Approximately 30 µg of each of the protein extracts was subjected to electrophoresis on precast 10% SDS-polyacrylamide gels (BioRad, Amersham, Buckinghamshire, UK; cat # 456-1033) and electrophoretically transferred to Immobilon-P PVDF membranes (Merck Millipore Ltd, Co. Cork, Ireland; cat # IPVH304F0). The membranes were probed for 1 h at room temperature with 2 μg/ml rabbit polyclonal anti-human claudin-3 (Life Technologies, Carlsbad, CA, USA; cat # 34-1700) or 3 μg/ml mouse monoclonal anti-human claudin-4 (Life Technologies, cat # 32-9400) primary antibodies in 5% milk/PBS solution. The membranes were washed in PBS for 10 min, PBS/0.1% TWEEN for 5 min (twice) then PBS for 10 min. The membranes were then incubated with 1:3000 HRP-conjugated goat anti-rabbit (BioRad; cat # 403005) or goat anti-mouse (BioRad; cat # 5178-2504) secondary antibodies for 1 h at room temperature then washed as described above. Membranes were incubated with the enhanced chemiluminescence ECL™-plus kit (VWR, Radnor, PA, USA; cat # 89168-782) according to the manufacturer's instructions, then the signals were visualized using the Invitrogen™ iBright™ FL1500 (Thermo Fisher Scientific, Waltham, MA, USA). As a loading control, membranes were re-probed with 4.0µg/ml mouse monoclonal anti-human GAPDH (Ambion, Life Technologies; cat # AM4300).
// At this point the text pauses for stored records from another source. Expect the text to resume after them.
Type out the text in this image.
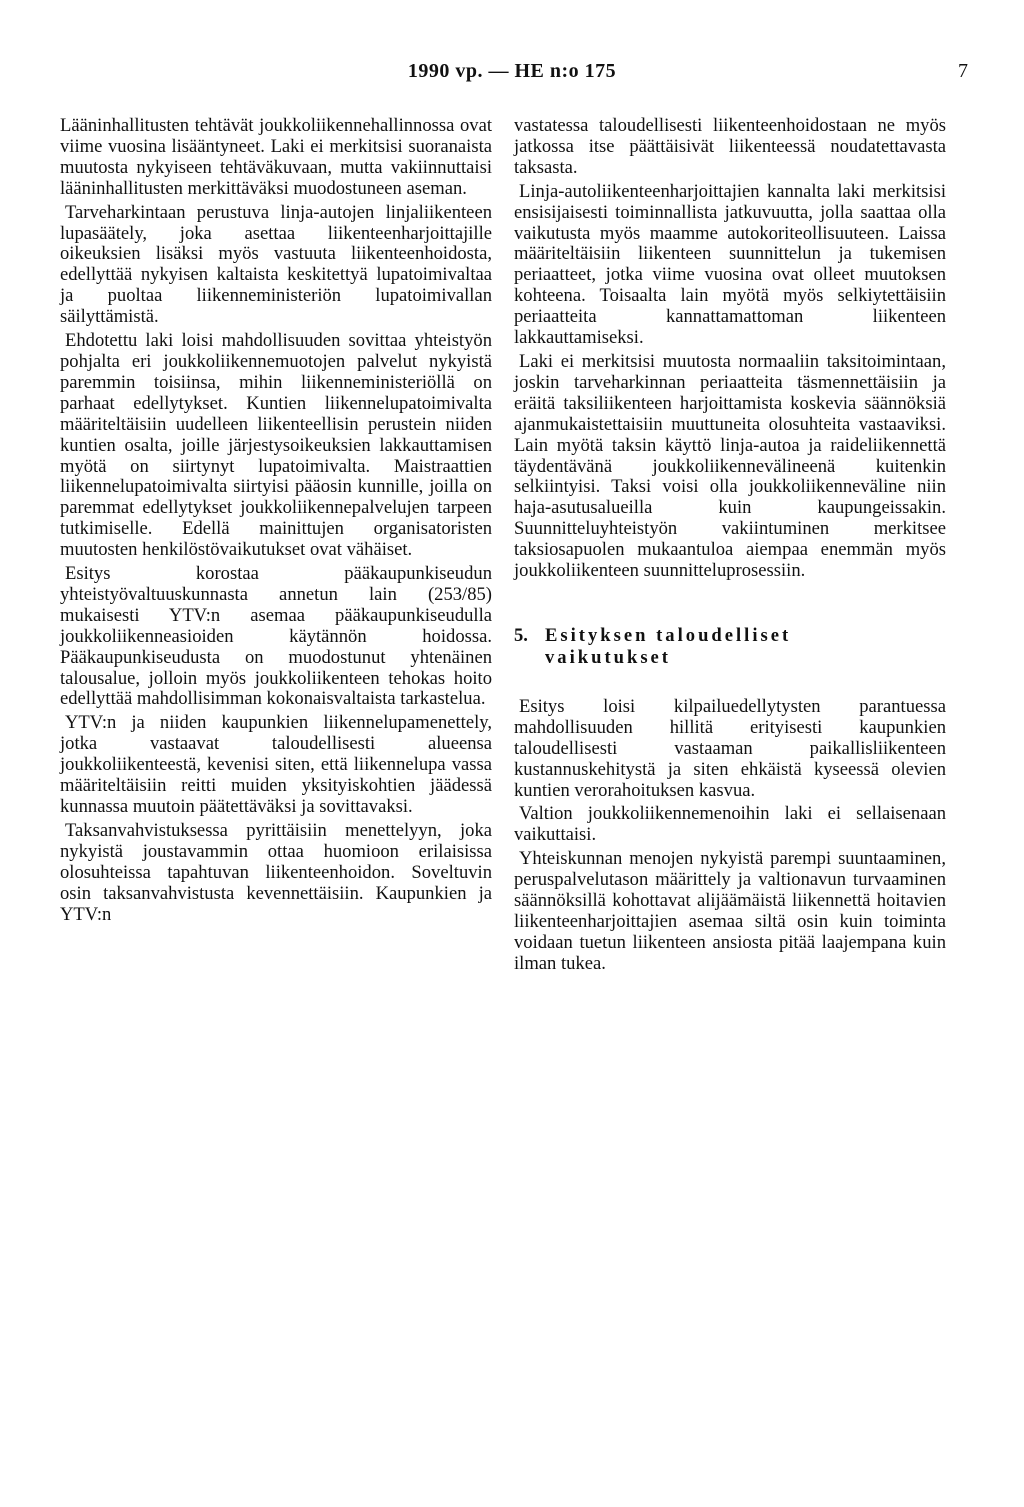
1990 vp. — HE n:o 175	7

Lääninhallitusten tehtävät joukkoliikennehallinnossa ovat viime vuosina lisääntyneet. Laki ei merkitsisi suoranaista muutosta nykyiseen tehtäväkuvaan, mutta vakiinnuttaisi lääninhallitusten merkittäväksi muodostuneen aseman.

Tarveharkintaan perustuva linja-autojen linjaliikenteen lupasäätely, joka asettaa liikenteenharjoittajille oikeuksien lisäksi myös vastuuta liikenteenhoidosta, edellyttää nykyisen kaltaista keskitettyä lupatoimivaltaa ja puoltaa liikenneministeriön lupatoimivallan säilyttämistä.

Ehdotettu laki loisi mahdollisuuden sovittaa yhteistyön pohjalta eri joukkoliikennemuotojen palvelut nykyistä paremmin toisiinsa, mihin liikenneministeriöllä on parhaat edellytykset. Kuntien liikennelupatoimivalta määriteltäisiin uudelleen liikenteellisin perustein niiden kuntien osalta, joille järjestysoikeuksien lakkauttamisen myötä on siirtynyt lupatoimivalta. Maistraattien liikennelupatoimivalta siirtyisi pääosin kunnille, joilla on paremmat edellytykset joukkoliikennepalvelujen tarpeen tutkimiselle. Edellä mainittujen organisatoristen muutosten henkilöstövaikutukset ovat vähäiset.

Esitys korostaa pääkaupunkiseudun yhteistyövaltuuskunnasta annetun lain (253/85) mukaisesti YTV:n asemaa pääkaupunkiseudulla joukkoliikenneasioiden käytännön hoidossa. Pääkaupunkiseudusta on muodostunut yhtenäinen talousalue, jolloin myös joukkoliikenteen tehokas hoito edellyttää mahdollisimman kokonaisvaltaista tarkastelua.

YTV:n ja niiden kaupunkien liikennelupamenettely, jotka vastaavat taloudellisesti alueensa joukkoliikenteestä, kevenisi siten, että liikennelupa vassa määriteltäisiin reitti muiden yksityiskohtien jäädessä kunnassa muutoin päätettäväksi ja sovittavaksi.

Taksanvahvistuksessa pyrittäisiin menettelyyn, joka nykyistä joustavammin ottaa huomioon erilaisissa olosuhteissa tapahtuvan liikenteenhoidon. Soveltuvin osin taksanvahvistusta kevennettäisiin. Kaupunkien ja YTV:n

vastatessa taloudellisesti liikenteenhoidostaan ne myös jatkossa itse päättäisivät liikenteessä noudatettavasta taksasta.

Linja-autoliikenteenharjoittajien kannalta laki merkitsisi ensisijaisesti toiminnallista jatkuvuutta, jolla saattaa olla vaikutusta myös maamme autokoriteollisuuteen. Laissa määriteltäisiin liikenteen suunnittelun ja tukemisen periaatteet, jotka viime vuosina ovat olleet muutoksen kohteena. Toisaalta lain myötä myös selkiytettäisiin periaatteita kannattamattoman liikenteen lakkauttamiseksi.

Laki ei merkitsisi muutosta normaaliin taksitoimintaan, joskin tarveharkinnan periaatteita täsmennettäisiin ja eräitä taksiliikenteen harjoittamista koskevia säännöksiä ajanmukaistettaisiin muuttuneita olosuhteita vastaaviksi. Lain myötä taksin käyttö linja-autoa ja raideliikennettä täydentävänä joukkoliikennevälineenä kuitenkin selkiintyisi. Taksi voisi olla joukkoliikenneväline niin haja-asutusalueilla kuin kaupungeissakin. Suunnitteluyhteistyön vakiintuminen merkitsee taksiosapuolen mukaantuloa aiempaa enemmän myös joukkoliikenteen suunnitteluprosessiin.

5. Esityksen taloudelliset vaikutukset

Esitys loisi kilpailuedellytysten parantuessa mahdollisuuden hillitä erityisesti kaupunkien taloudellisesti vastaaman paikallisliikenteen kustannuskehitystä ja siten ehkäistä kyseessä olevien kuntien verorahoituksen kasvua.

Valtion joukkoliikennemenoihin laki ei sellaisenaan vaikuttaisi.

Yhteiskunnan menojen nykyistä parempi suuntaaminen, peruspalvelutason määrittely ja valtionavun turvaaminen säännöksillä kohottavat alijäämäistä liikennettä hoitavien liikenteenharjoittajien asemaa siltä osin kuin toiminta voidaan tuetun liikenteen ansiosta pitää laajempana kuin ilman tukea.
Prior to reverse transcription, RNA samples were treated with DNase I (Invitrogen, Waltham, MA, USA; cat # 18068-015). RNA was then reversed transcribed into cDNA using the Q-OMNISCRIPT® RT-PCR kit according to the manufacturer's instructions (Qiagen, Germantown, MD, USA; cat # 205113). Briefly, a 20 μl reaction contained 2 μg of RNA, 1X Buffer RT, 5 mM dNTPs, 10 U/ml of RNase inhibitor, and 1 U/ml of reverse transcriptase. The SYBR Green I assay and Applied Biosystems StepOnePlusTM were used to detect RT-PCR products (Applied Biosystems, Foster City, CA, USA). Each 20 μl RT- PCR reaction contained 0.1 μg of cDNA; 400 nM each of the following primer sequences taken from Pan et al. (2007 : CLDN-3 (forward, 5'-ctgctctgctgctcgtgtcc-3'; reverse, 5'-ttagacgtagtccttgcggtcgtag-3'); CLDN-4 (forward, 5'-gtgccttgctcaccgaaac-3'; reverse, 5'-ccaccactgcccaaacct-3'); and glyceraldehyde phosphate dehydrogenase (GAPDH) (forward, 5' -gaagatggtgatgggatttc-3'; reverse, 5' -gaaggtgaaggtcggagt-3'), 10 μl PCR master mix and 0.16 μl RT SYBR Green mix. The cycling conditions used were previously described by Pan et al. (2007) . Briefly, denaturation for 10 min at 95oC followed by 40 cycles of amplification and quantification (10 sec at 95oC; 5 sec at 57oC; 10 sec at 72oC with a single fluorescence measurement). The melting curve was measured at 65-95oC with a heating rate of 0.1oC per sec and a continuous fluorescence measurement. Each reaction was performed in triplicate. The relative expression was calculated using the 2 -△△Ct method (quantity of target, normalized to GAPDH endogenous control and relative to a reference sample, THESCs). Statistical significance was evaluated for each target gene separately using one-way ANOVA and post-hoc Tukey HSD test compared to THESCs (n = 4); *p<0.05; ** p<0.01 was considered to indicate a statistically significant result.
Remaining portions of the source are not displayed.